Twinky starts off brightly, with a light-hearted and bubbly script. The conflict between Twinky and her parents is predictable but amusing. Honor Blackman is comfortably the star of the show as Twinky's ditzy mother. The first half hour promises a mildly bawdy comedy that's a little cheesy, but lots of fun. Unfortunately, the film soon goes off the rails, and the rest is just uninspiring filler to the end.
Charles Bronson plays his character far too passively and laidback. Whilst this avoids any suggestion that he's a creepy predator who should be beaten to death with copies of the Daily Mail, it also means there's no chemistry between him and Susan George.

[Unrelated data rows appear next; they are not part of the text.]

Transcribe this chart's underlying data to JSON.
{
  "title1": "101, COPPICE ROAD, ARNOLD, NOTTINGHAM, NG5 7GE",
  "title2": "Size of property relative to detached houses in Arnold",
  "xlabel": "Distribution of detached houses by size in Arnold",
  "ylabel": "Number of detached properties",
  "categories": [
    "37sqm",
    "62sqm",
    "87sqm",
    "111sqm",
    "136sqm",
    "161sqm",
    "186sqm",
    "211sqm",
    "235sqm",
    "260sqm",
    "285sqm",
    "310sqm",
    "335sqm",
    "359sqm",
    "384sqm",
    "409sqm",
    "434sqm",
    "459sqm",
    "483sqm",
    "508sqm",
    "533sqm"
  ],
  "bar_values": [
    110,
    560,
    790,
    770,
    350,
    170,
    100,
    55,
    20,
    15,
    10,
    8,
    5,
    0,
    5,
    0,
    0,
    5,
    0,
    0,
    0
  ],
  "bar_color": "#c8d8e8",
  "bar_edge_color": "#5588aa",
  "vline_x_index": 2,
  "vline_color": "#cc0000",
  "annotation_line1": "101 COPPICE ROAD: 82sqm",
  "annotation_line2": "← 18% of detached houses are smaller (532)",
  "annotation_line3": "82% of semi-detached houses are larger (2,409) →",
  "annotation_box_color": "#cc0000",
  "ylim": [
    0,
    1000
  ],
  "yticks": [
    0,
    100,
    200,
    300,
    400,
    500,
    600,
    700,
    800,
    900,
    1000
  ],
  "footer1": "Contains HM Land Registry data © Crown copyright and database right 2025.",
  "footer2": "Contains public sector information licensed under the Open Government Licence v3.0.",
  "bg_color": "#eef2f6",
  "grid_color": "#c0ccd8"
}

George acts as if she's 12, not 16. Rather than any intended youthful naivete, she's just irritating. Having Twinky play her music too loud, and Scott moaning about it, is about as unoriginal as you could imagine. It's unbelievable that their relationship would last a week, much less lead to marriage and emigration. As a result, there's little to care about in the characters.

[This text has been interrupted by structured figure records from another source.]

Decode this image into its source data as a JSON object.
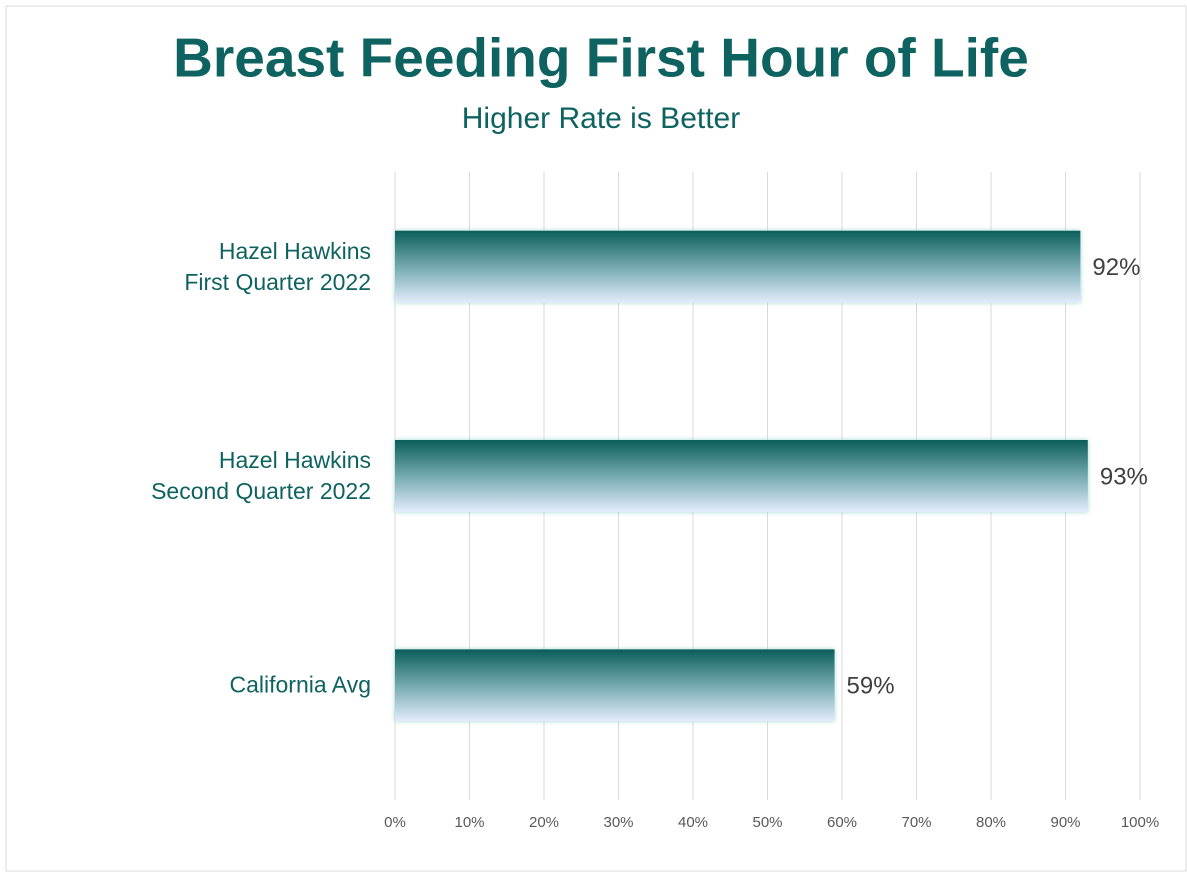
{
  "chart_data": {
    "type": "bar",
    "orientation": "horizontal",
    "title": "Breast Feeding First Hour of Life",
    "subtitle": "Higher Rate is Better",
    "categories": [
      "Hazel Hawkins\nFirst Quarter 2022",
      "Hazel Hawkins\nSecond Quarter 2022",
      "California Avg"
    ],
    "values": [
      92,
      93,
      59
    ],
    "value_labels": [
      "92%",
      "93%",
      "59%"
    ],
    "color": "#0a5e5a",
    "xlim": [
      0,
      100
    ],
    "xticks": [
      {
        "value": 0,
        "label": "0%"
      },
      {
        "value": 10,
        "label": "10%"
      },
      {
        "value": 20,
        "label": "20%"
      },
      {
        "value": 30,
        "label": "30%"
      },
      {
        "value": 40,
        "label": "40%"
      },
      {
        "value": 50,
        "label": "50%"
      },
      {
        "value": 60,
        "label": "60%"
      },
      {
        "value": 70,
        "label": "70%"
      },
      {
        "value": 80,
        "label": "80%"
      },
      {
        "value": 90,
        "label": "90%"
      },
      {
        "value": 100,
        "label": "100%"
      }
    ],
    "grid": true
  }
}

It's not an especially controversial film, despite the subject matter. Even when Twinky's pervy grandfather shares a bath with six of her school friends, it's little more than a dirty old man pinching someone's bottom in a Carry On film - all very unsuitable in the real world, but just a cheap joke in an insubstantial film like this.
After the bright first half hour, Richard Donner's film stumbles and crumbles into nothing much of anything. You'd be much better off watching The Graduate, either version of Lolita, or Carry On Girls.